Adelino started the discussion about LTV (Life time value) of a customer a week back and Jim Novo and Ron Shevlin took it forward. I am adding something to the discussion.
While Adelino seems to be averse in using this metric, other two seems in favor of its use. I could also find that Adelino, even if he explicitly say once to drop all unprofitable customers, has some how recommended some engagement plans to act for that segment to bring them to profitable category.
LTV is one metric I am a big fan of. I have seen many corporates grow by the effective prediction of this metrics. I have seen two Indian banks grow by just focusing on getting more bank accounts in the corporate sector as employee salary account when the profit from these accounts were low or negative for freshers. Trend says, they turn profitable when the freshers start saving and using other products from the bank. The already established relationship with one bank through bank account drives huge cross sells.
I don't say to keep all the customers in the unprofitable segment but dropping all of them is not at all a good way. Marketing is first about engagement and then profit (similar to Customer Centric approach which talked in this post). A LTV analysis just help there.
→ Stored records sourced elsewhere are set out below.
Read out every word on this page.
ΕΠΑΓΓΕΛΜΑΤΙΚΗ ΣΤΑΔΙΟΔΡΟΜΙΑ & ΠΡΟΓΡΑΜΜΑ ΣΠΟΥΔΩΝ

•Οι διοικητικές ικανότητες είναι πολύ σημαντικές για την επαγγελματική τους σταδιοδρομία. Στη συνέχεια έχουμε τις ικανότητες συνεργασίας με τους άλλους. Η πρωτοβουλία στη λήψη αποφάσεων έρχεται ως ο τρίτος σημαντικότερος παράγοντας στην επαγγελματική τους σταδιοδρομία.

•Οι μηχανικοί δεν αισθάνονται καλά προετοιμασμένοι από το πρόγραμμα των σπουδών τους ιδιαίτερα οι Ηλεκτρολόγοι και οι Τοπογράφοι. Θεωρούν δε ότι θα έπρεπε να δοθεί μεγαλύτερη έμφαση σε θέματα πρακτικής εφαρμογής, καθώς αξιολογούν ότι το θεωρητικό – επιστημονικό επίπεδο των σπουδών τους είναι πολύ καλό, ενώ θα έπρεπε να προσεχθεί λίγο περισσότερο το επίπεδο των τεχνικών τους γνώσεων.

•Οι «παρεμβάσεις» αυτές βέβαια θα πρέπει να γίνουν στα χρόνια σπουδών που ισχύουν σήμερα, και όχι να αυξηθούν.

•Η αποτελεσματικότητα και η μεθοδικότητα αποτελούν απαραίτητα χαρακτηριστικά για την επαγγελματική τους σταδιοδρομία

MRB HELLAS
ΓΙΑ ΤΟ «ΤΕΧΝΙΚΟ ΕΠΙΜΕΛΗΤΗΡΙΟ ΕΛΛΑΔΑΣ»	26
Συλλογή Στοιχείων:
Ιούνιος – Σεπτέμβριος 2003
Before cleaning the unprofitable customers list, doing a LTV will actually benefit in applying the forced (customer) migration strategies.
Once I suggested a charity organization to follow this metric to see the donors charity trend and overall potential. The findings were too interesting. They could make very good improvement in their business.
So, the weakness is not with this metric LTV but with using it. There are very few smart people in the world who actually can use this metric in good way and also there are few companies who can actually make the business manager of their client understand this fully. And I think, guys are just blaming the metric for not being able to use it properly.
Earlier I gave an example of two Indian banks, these are no other than top two private banks in
The bottom line :
1. Most profitable customers are not loyal
2. Brand can be of two different meaning, one line Apple other like IBM. Apple (before iPod) was a strong brand with very less business volume but high per customer profitability while IBM was a strong brand with the mix of profitable and non-profitable customers, thus IBM has bigger business and thus enhanced brand equity in extended market space. Apple remained strong in a very small market segment.
3. Profit may be direct or indirect. Indirect profit like word-of-mouth is very hard to determine. I have seen that loyal but unprofitable customers are very good source of advertising. I would say they are investment for advertisement.
4. There is another type of profit that comes with huge volume. In most cases as the volume of business increases, the cost of production comes down. This makes the direct unprofitable customers actually profitable for long run.
2 comments:
One thought on LTV which I don't think has been picked up.
At the aggregate level, segments are reasonably predictable in the manner they respond to marketing. However at the individual level where many PTV studies take place, the level of predictabiliy over an individuals actions has a very high variance. It is often the case that LTV marketing programs suffer because they are risky since too many parts of the campaign get personalised.
Thanks John. I too find it challenging to do PTV at the individual level. One way to tackle this problem is to use LTV/PTV with various other metrics like predictive risk or response scores.
The segment where both are favorable may be given higher value and be targeted for aggressive marketing campaigns and the segment where both metrics score low can be straight away neglected for marketing.
The main issue lies in the segment where one metric scores high and other low. This population has to be targeted for cross-sells, up sells, debt management, special exclusion or inclusion in campaigns etc. It may also be necessary to reprice or redesign the product.
The idea is to keep the profitable customers and make unprofitable customers profitable while keeping the customer engagement level high.
People have so many things to do now. They are lot more busier than the last decade and they want to keep minimum relationships. I have seen many people having relation with only one player in a certain industry, like one bank, one hospital, one insurance company etc. Also a trend is increasing where all friends or member of a family use only one company or brand for a certain service or product. This has made losing a customer a bigger loss than the expected loss from a portfolio.